The MDHHS gave their weekly data update on Wednesday and said health officials have "cautious optimism" about the state of the pandemic right now.

Dr. Sarah Lyon-Callo, the Director of the Bureau of Epidemiology and Population Health, said officials are starting to see a decline in case rates across the state and a plateau in hospitalizations. But she said the percent positive rate is concerning because it's going up and the number of tests is going down, which indicates we may not be catching all of the virus that's out there.

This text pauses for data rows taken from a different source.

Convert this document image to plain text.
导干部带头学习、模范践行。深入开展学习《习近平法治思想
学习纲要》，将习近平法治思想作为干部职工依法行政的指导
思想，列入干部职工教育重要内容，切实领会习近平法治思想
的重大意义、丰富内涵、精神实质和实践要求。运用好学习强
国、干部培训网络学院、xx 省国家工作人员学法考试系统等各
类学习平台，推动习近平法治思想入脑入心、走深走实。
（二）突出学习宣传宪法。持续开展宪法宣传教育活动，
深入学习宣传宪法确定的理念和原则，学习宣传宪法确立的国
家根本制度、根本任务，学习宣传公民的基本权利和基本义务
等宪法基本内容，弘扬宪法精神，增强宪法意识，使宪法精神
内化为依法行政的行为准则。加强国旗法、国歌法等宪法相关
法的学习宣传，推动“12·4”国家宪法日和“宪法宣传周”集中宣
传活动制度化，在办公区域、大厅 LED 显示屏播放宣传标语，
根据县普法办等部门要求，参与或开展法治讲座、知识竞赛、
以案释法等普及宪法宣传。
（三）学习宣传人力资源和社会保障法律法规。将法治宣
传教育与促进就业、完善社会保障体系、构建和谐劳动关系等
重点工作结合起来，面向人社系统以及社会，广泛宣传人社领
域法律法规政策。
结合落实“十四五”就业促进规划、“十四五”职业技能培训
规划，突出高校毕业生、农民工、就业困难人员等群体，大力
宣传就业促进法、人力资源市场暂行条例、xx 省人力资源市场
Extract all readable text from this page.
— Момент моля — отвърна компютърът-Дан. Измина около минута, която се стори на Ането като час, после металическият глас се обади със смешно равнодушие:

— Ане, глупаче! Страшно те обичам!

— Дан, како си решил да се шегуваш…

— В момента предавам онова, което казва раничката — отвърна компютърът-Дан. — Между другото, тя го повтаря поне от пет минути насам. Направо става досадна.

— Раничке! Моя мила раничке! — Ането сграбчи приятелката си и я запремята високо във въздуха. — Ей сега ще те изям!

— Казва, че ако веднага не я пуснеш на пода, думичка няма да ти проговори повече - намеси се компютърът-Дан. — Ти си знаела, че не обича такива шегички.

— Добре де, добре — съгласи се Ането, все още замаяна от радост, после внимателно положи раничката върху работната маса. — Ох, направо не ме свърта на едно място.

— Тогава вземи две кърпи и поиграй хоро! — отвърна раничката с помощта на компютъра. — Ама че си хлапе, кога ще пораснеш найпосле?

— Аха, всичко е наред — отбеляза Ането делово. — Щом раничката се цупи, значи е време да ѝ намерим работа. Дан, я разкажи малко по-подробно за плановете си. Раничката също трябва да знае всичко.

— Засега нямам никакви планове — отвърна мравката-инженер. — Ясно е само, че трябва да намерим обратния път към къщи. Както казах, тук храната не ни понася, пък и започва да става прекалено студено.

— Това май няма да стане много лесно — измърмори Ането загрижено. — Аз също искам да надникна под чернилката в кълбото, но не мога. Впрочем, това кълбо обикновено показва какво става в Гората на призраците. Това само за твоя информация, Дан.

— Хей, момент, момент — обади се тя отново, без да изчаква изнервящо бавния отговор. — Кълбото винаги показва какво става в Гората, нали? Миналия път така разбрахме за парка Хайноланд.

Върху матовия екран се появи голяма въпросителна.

In the past week, the average number of cases has fallen from 610 cases per million to 514 per million. Additionally, there are some declines in hospitalizations and we're still far from our peak in the spring at 90%.

Whitmer and Khaldun said on Monday we won't know the full scope of how Thanksgiving traveling impacted the virus until two to three weeks after the holiday.

Whitmer and the MDHHS announced that the three-week pause, which was previously set to end on Wednesday, Dec. 9, will be extended until December 20 to restrict indoor gatherings and other group activities. At the end of day 12, Whitmer said the state would proceed on a 'pathway to cautious reengagement.

On Wednesday, the MDHHS released new data about the progress of trying to slow the spread of COVID-19 over the past few weeks.

Michigan Gov. Gretchen Whitmer gives an update on COVID-19 from Lansing on Thursday, Dec. 10, 2020.

Under the order, the closures will continue through December 20 and the order does not include a blanket stay-home order that was in place in the spring. Employees who work jobs that must be performed in person can still go to work. Outdoor gatherings, dining, and parks are still open, as are other individualized activities like working out at a gym. 

Whitmer said the extension announced was due to large amount of Americans who traveled over Thanksgiving weekend.

Under the original three-week pause, implemented on November 18, the Michigan Department of Health and Human Services announced restrictions to try to slow COVID-19. This order is coming from the health department, which has issued all orders since the state Supreme Court ruled Whitmer did not have the authority to do so.